The "Real" one is to come.
Dave Gibbons, the illustrator of the hit comic - er, I mean, graphic novel - "Watchmen," has a particular knack for detail and symbolic imagery.
For instance, in this first image, the decrepit wall above the man's head (Night Owl, for the curious) echos the emotion of the figure below. His rich textures clearly organize the frame so that the reader can quickly process the parallels between the objects (additionally, the empty suit next to the empty man. Quite something, really). Finally, even his minutia lend themselves to profound communication, such as the man's frowning face in examining the smiling pin (the object in his hand).
This phenomenon would not be quite so notable if it didn't hold for virtually every page of the book Watchmen. But, as you may have guessed, it does.

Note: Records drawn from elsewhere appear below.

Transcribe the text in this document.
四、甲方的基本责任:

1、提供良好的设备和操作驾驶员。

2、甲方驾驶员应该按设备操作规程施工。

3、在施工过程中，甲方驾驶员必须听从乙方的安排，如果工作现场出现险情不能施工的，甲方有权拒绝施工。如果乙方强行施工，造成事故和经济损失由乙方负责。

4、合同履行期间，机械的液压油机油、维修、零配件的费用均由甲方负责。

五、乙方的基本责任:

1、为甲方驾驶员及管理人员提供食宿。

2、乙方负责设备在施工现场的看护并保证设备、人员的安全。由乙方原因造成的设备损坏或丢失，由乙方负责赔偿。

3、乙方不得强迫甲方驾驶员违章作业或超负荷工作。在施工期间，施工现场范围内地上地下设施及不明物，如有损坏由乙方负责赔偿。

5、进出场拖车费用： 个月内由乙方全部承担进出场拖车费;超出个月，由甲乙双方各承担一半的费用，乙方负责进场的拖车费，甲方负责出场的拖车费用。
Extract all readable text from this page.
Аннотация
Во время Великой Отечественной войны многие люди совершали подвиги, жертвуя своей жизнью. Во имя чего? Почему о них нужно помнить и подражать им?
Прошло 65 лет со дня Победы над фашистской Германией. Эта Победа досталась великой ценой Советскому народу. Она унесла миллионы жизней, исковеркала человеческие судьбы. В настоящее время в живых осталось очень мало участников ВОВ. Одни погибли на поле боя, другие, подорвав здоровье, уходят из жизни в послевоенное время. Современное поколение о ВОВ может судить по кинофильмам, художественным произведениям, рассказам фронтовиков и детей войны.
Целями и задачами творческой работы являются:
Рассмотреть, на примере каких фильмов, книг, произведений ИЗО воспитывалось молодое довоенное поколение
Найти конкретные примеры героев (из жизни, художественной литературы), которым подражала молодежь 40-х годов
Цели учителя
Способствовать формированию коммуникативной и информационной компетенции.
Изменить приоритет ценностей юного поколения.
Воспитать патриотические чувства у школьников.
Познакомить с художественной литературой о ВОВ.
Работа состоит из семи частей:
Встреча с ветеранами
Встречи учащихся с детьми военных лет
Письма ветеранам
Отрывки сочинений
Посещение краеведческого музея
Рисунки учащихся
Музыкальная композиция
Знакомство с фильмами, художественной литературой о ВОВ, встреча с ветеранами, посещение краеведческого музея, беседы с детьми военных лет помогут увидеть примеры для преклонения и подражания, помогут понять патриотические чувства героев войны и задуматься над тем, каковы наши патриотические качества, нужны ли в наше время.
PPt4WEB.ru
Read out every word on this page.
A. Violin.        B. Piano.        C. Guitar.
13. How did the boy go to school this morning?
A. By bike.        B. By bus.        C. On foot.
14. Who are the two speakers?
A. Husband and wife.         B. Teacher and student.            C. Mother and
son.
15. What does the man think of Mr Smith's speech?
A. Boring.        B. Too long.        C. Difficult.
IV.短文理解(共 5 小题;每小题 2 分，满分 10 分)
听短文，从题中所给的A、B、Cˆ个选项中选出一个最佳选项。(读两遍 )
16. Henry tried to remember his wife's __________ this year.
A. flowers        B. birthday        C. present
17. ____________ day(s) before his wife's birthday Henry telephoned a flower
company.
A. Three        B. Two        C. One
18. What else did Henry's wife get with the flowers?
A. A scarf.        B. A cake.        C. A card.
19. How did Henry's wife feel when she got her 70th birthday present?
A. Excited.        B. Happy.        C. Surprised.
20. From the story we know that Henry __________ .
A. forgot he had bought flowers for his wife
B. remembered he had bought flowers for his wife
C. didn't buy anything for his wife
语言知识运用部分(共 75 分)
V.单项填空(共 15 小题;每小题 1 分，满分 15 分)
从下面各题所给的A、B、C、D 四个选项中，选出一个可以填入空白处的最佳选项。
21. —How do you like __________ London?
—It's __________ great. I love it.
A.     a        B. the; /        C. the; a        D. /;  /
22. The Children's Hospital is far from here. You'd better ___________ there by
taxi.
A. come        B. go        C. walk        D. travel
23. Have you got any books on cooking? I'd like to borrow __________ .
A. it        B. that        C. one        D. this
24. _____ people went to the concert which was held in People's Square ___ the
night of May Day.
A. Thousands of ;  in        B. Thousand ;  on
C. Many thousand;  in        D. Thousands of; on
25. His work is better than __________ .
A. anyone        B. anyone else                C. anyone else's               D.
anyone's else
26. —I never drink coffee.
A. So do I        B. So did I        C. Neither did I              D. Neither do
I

Gibbons has been drawing for a living pretty much from the start, writing his first fan comic at the age of 15 (Source). Even though comics are traditionally marginalized as somewhat juvenile, he manages to make really deep visual connections with the story and the reader. For example, take this bizarre picture. Frankly, this is really odd, but there is a lot of interesting material here. The bizarre sheen of the doll's hair is made to greatly contrast the rough green of the pilot's copter. In the second frame, when it takes on the pilot's perspective, the foliage (not the blue sky) becomes the background, establishing contrasting colors and textures for the different entities: smooth and garish for the doll, intricate and natural for the pilot.
And so on. Long story short, Gibbons has given an art style that has been reserved traditionally for children a nuanced revitalization, and that is what makes him worthy of a blog post.